In this notebook I describe evaluating the rank of a model matrix X by forming a pivoted Cholesky factorization of X'X. I use this form because the X'X matrix will be evaluated whether or not the rank is needed.
I would appreciate if those who know the numerical linear algebra involved could tell me if my discussion of the tolerance is reasonable.
As explained in the documentation for dpstrf, this value [tol] should be negated
to be used as a relative tolerance. Otherwise it is used as an absolute
tolerance which usually is not what you want.
This is not quite right. If tol is less than zero, dpstrf uses the recommended default value n*eps()*maximum(diag(A)), where A is n \times n, (which is relative, but not scaled by tol). Experiments showed that this yields stable factorization and accurate rank estimates for tested matrices where the condition number of the positive-definite projection is less than about 1/(n*eps()). If the condition is worse, both factors and rank estimate are questionable IIUC.
Thus your suggestion of \sqrt \epsilon is perhaps too conservative.
Usually one cares more about identifying linear dependent variables in the model matrix rather than just the rank. This way, if there are linearly dependent variables, these can be dropped such that one obtains a model matrix that is full rank. If the approach to solving the problem is through inversion of the normal matrix, I believe the best method would be.
Compute the QR decomposition of X.
The diagonal elements of R identify linearly independent variables as non-zero elements and linearly dependent as those with value zero.
Then one can compute the Cholesky decomposition of the normal matrix… For calculating the Gram matrix one can use R^{\top}R.
The QR decomposition is a preferred approach to singular-values decomposition (which rank uses) and has can be tailored to have similar tolerances.
Edit:
Actually I was thinking from a perspective of using iterative solvers. If you are using the Cholesky decomposition for solving the problem, then it is better not to do the QR decomposition as it is \mathcal{O}\left(m n^{2}\right) rather than Cholesky which is \mathcal{O}\left(n^{3}\right). The R in the QR decomposition is the same as the upper triangular of the Cholesky factor from the Gram matrix. You can identify which columns are linearly independent checking which diagonal elements of the L are non-zero.
As an aside, I still need to verify if the R approach from the QR decomposition can be linked to the singular-values decomposition for calculating the effective degrees of freedom, (i.e., \text{Tr}\left[ X \left(X^{\top}X + \Gamma\right)^{-1} X^{\top}\right])
This approach can be somewhat brittle (the estimates change discontinuously as a function of the data).

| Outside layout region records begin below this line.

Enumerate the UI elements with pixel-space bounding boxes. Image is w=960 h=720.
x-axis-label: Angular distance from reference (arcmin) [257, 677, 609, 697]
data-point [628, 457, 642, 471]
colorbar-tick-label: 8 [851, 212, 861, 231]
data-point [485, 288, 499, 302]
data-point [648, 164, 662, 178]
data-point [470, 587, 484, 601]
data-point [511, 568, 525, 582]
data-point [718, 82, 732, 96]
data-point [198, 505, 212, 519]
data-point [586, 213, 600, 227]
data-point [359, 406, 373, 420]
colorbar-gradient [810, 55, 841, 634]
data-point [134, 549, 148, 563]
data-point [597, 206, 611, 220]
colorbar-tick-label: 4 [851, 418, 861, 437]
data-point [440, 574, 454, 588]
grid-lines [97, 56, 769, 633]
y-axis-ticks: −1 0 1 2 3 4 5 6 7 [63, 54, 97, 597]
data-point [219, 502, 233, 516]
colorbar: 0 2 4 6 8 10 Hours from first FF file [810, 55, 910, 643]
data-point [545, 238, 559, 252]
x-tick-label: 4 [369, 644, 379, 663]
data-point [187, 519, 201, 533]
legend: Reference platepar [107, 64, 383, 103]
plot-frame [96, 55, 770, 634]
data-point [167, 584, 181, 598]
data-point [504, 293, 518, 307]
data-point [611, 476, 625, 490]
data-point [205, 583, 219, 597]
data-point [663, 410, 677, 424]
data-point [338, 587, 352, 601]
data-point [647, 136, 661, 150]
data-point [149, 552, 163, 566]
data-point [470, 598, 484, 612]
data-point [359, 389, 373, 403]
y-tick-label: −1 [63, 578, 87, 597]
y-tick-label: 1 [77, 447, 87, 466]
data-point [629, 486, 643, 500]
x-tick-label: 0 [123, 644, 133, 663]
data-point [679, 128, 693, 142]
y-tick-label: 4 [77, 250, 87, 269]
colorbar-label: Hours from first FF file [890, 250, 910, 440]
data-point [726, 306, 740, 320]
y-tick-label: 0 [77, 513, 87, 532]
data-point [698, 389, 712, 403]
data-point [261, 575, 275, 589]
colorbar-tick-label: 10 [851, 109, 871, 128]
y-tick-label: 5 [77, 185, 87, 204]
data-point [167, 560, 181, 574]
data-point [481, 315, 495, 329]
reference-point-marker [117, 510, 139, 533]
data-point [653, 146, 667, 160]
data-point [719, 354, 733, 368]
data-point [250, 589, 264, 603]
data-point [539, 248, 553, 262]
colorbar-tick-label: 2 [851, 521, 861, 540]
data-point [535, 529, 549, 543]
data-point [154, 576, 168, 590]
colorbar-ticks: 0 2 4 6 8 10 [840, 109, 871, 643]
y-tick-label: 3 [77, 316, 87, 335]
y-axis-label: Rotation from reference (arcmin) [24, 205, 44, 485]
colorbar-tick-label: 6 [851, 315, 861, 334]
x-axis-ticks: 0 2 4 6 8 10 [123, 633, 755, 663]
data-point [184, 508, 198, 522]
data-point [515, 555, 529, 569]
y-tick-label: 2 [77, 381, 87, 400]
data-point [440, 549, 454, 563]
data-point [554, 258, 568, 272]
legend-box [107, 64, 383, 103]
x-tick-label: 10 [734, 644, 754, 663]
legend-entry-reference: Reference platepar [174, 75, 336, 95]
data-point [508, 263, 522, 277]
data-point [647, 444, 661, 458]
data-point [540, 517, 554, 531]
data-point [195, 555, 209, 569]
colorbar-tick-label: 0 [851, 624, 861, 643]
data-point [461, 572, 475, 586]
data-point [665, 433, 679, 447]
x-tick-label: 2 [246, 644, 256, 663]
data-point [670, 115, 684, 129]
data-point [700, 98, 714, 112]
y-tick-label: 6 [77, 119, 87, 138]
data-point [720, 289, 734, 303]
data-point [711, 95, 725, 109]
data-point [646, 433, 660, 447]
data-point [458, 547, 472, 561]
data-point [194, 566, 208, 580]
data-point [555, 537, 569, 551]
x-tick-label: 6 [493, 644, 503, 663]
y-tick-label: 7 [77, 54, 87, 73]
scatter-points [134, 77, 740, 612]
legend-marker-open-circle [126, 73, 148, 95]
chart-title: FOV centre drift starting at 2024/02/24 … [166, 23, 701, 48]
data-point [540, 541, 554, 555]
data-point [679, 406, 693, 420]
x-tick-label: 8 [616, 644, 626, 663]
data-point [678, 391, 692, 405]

In practice, using a vague but proper prior or hierarchical/multilevel models is more robust.
I use it mostly for instrumental variable estimators such as 2SLS or after transformations such as fixed effects. In those cases, it makes sense for the user to specify a model which for some estimations the model matrix has to be trimmed to a subset which is full rank.
@Ralph_Smith Thank you for the correction on my reading of the documentation.
The reason that I chose the square root of eps() is because the positive semidefinite matrix is constructed as X'X and it is rank deficiency of X that I want to detect. This also related to the next comment by @Nosferican
@Tamas_Papp I agree that the use of hierarchical/multilevel models or, more generally, mixed-effects models is more robust. This calculation is being performed within the MixedModels package whose purpose is to fit exactly those models.
I have been contacted by users who have some factors they are modeling as fixed effects terms that may also be rank deficient.